## A Conversation for Basic Methods of Mathematical Proof

### proof OF induction

dancingbuddha Started conversation Sep 15, 2003

does anyone have a clue why proof by induction works? look at the way it goes:

1. the property is true of the smallest integer to which it is applicable (the basis)

2. assume that it works for all integers in [basis,n)

3. from 2, prove that it works for n

4. therefore it works for all n

the bug here is, the proof of the property n is supposed to show that it works for all n, ASSUMING it works for all integers till n-1. how does the proof actually show that the assumption is justified? in other words, the proof-by-induction procedure is supposed to assume something, and then declare that the proof of the property means that the assumption is valid!!

something's circular here, and i can't put my finger on it. i am guessing that the proof by induction process is dependent on some property of the integers: some form of closure, perhaps. would it be valid for a property that can be mapped to an uncountably infinite set, say the reals?

### proof OF induction

Cefpret Posted Sep 15, 2003

If a proof by induction has been done (according to your four points), the following chain of logic is made possible:

1. It's true for the basis (1 mostly)

2. From this it follows that it's true for basis+1.

3. From 1.+2. it follows that it's true for basis+2.

etc.

So it's true for all integers>=basis. And that is what was wanted originally.

Or, to answer the core problem that you have directly: The proof is infinitely long, only written in a concise form. The assumption that the theorem is valid till n-1 is needed at a stage when -- by using the steps above -- this is indeed proved already.

### proof OF induction

dancingbuddha Posted Sep 18, 2003

hey, THAT is evident. what is not evident, and what i just figured is that the proof step must involve no transformations that are not applicable to the basis. in other words, the proof step and the basis must be consistent.

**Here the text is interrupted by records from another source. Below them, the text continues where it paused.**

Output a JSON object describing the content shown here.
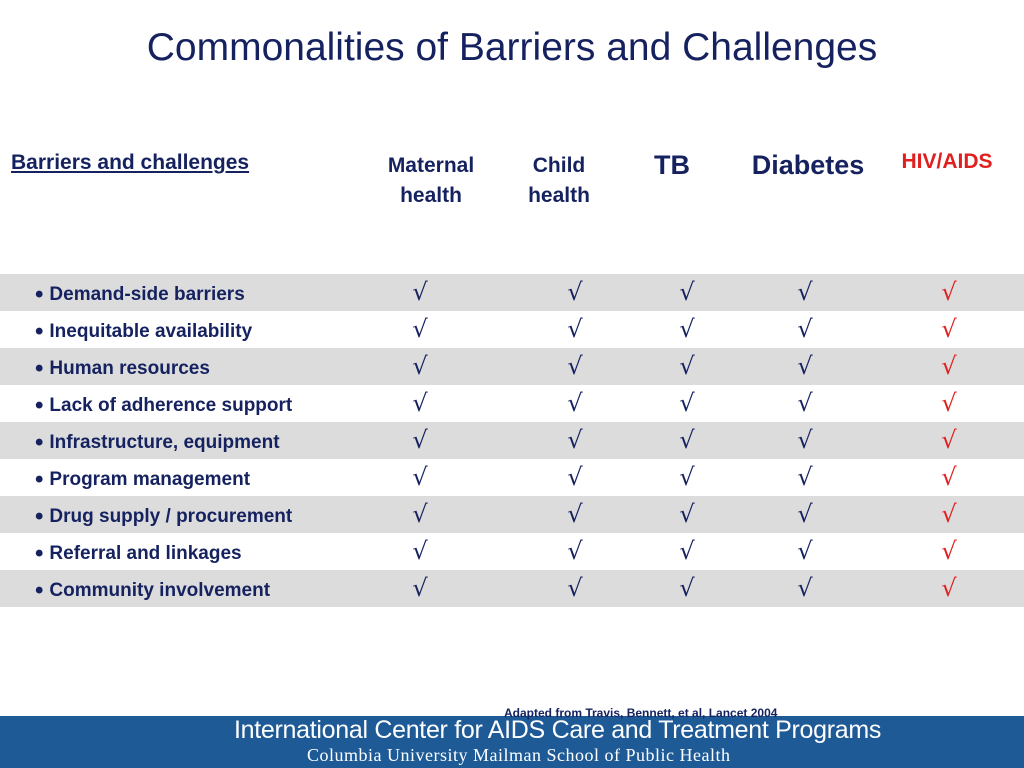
{
  "title": "Commonalities of Barriers and Challenges",
  "columns": {
    "barriers": "Barriers and challenges",
    "maternal_line1": "Maternal",
    "maternal_line2": "health",
    "child_line1": "Child",
    "child_line2": "health",
    "tb": "TB",
    "diabetes": "Diabetes",
    "hiv": "HIV/AIDS"
  },
  "check_glyph": "√",
  "bullet_glyph": "•",
  "rows": [
    {
      "label": "Demand-side barriers"
    },
    {
      "label": "Inequitable availability"
    },
    {
      "label": "Human resources"
    },
    {
      "label": "Lack of adherence support"
    },
    {
      "label": "Infrastructure, equipment"
    },
    {
      "label": "Program management"
    },
    {
      "label": "Drug supply / procurement"
    },
    {
      "label": "Referral and linkages"
    },
    {
      "label": "Community involvement"
    }
  ],
  "citation": "Adapted from Travis, Bennett, et al, Lancet 2004",
  "footer": {
    "line1": "International Center for AIDS Care and Treatment Programs",
    "line2": "Columbia University Mailman School of Public Health"
  },
  "colors": {
    "navy": "#15225f",
    "hiv_red": "#e02020",
    "row_shade": "#dcdcdc",
    "footer_blue": "#1e5a96"
  }
}
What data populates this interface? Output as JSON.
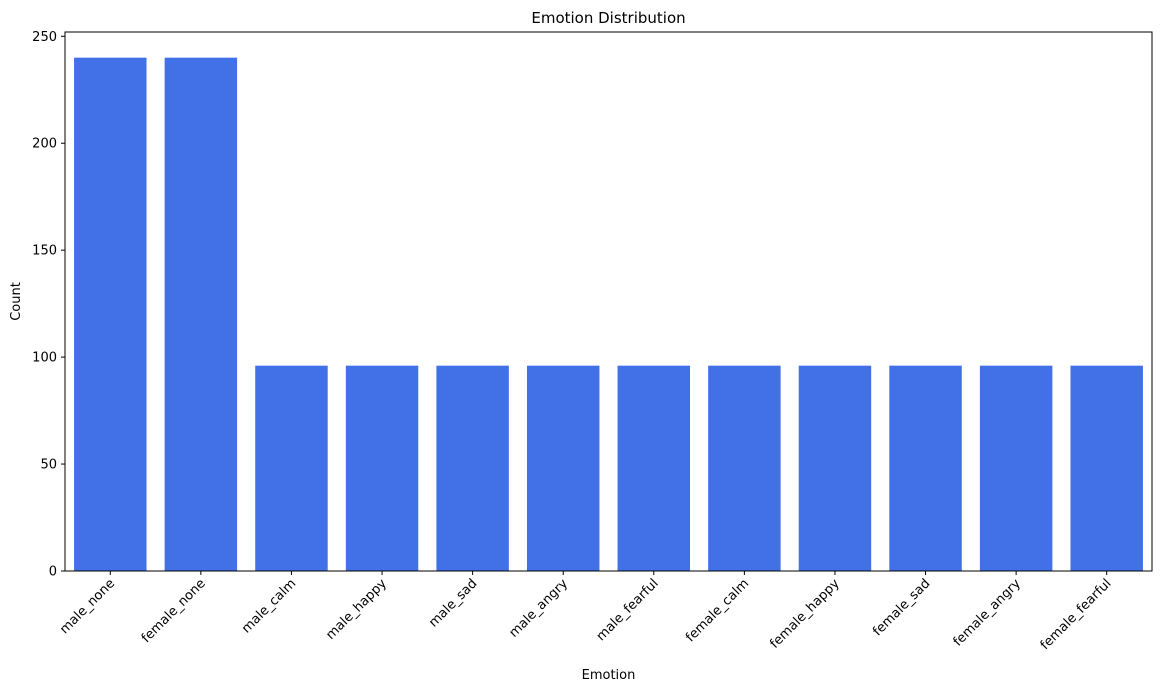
{
  "chart_data": {
    "type": "bar",
    "title": "Emotion Distribution",
    "xlabel": "Emotion",
    "ylabel": "Count",
    "categories": [
      "male_none",
      "female_none",
      "male_calm",
      "male_happy",
      "male_sad",
      "male_angry",
      "male_fearful",
      "female_calm",
      "female_happy",
      "female_sad",
      "female_angry",
      "female_fearful"
    ],
    "values": [
      240,
      240,
      96,
      96,
      96,
      96,
      96,
      96,
      96,
      96,
      96,
      96
    ],
    "ylim": [
      0,
      252
    ],
    "yticks": [
      0,
      50,
      100,
      150,
      200,
      250
    ],
    "grid": false,
    "bar_color": "#4270e6"
  }
}
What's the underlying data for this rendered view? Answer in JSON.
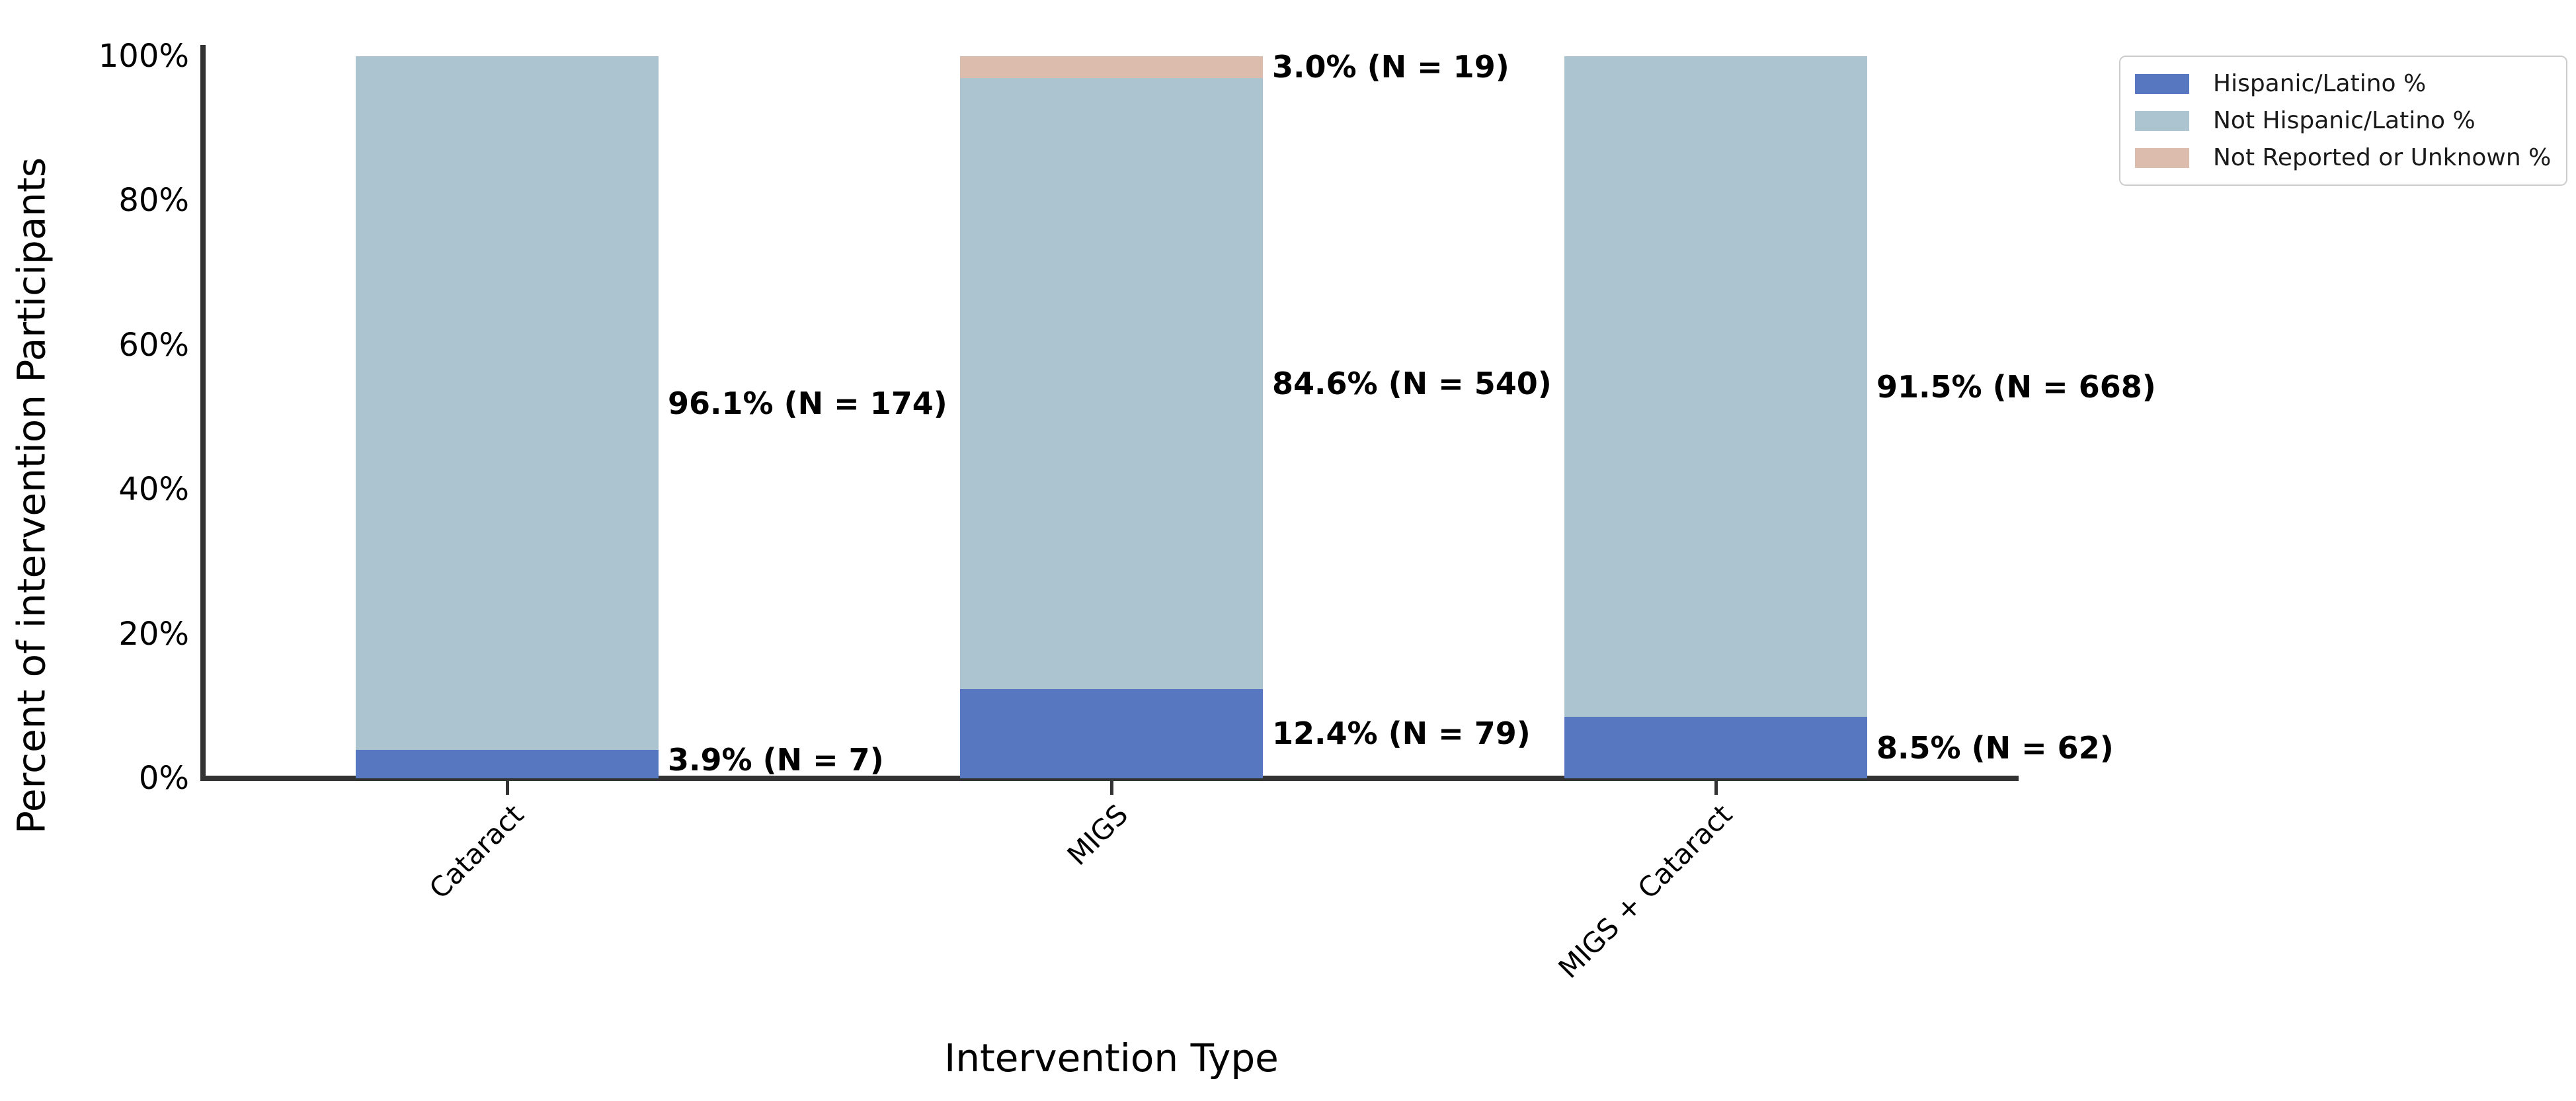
{
  "figure": {
    "background": "#ffffff",
    "axis_color": "#333333"
  },
  "chart_data": {
    "type": "bar",
    "stacked": true,
    "orientation": "vertical",
    "title": "",
    "xlabel": "Intervention Type",
    "ylabel": "Percent of intervention Participants",
    "categories": [
      "Cataract",
      "MIGS",
      "MIGS + Cataract"
    ],
    "series": [
      {
        "name": "Hispanic/Latino %",
        "color": "#5777c0",
        "values": [
          3.9,
          12.4,
          8.5
        ],
        "counts": [
          7,
          79,
          62
        ],
        "labels": [
          "3.9% (N = 7)",
          "12.4% (N = 79)",
          "8.5% (N = 62)"
        ]
      },
      {
        "name": "Not Hispanic/Latino %",
        "color": "#acc4cf",
        "values": [
          96.1,
          84.6,
          91.5
        ],
        "counts": [
          174,
          540,
          668
        ],
        "labels": [
          "96.1% (N = 174)",
          "84.6% (N = 540)",
          "91.5% (N = 668)"
        ]
      },
      {
        "name": "Not Reported or Unknown %",
        "color": "#dcbcac",
        "values": [
          0,
          3.0,
          0
        ],
        "counts": [
          null,
          19,
          null
        ],
        "labels": [
          null,
          "3.0% (N = 19)",
          null
        ]
      }
    ],
    "ylim": [
      0,
      100
    ],
    "yticks": [
      0,
      20,
      40,
      60,
      80,
      100
    ],
    "ytick_labels": [
      "0%",
      "20%",
      "40%",
      "60%",
      "80%",
      "100%"
    ],
    "grid": false,
    "legend": {
      "position": "upper right",
      "entries": [
        "Hispanic/Latino %",
        "Not Hispanic/Latino %",
        "Not Reported or Unknown %"
      ]
    }
  }
}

as an illustration, consider the famous "proof" that all horses are of the same colour (you can find this in many books, notably Knuth - The Art of Computer Programming, Vol 1.).

### proof OF induction

Cefpret Posted Sep 18, 2003

> the proof step must involve no

> transformations that are not

> applicable to the basis

Yes, but that's obvious, isn't it?

After all, it says "*From* *this* it follows that it's true for basis+1". This is pretty unambiguous.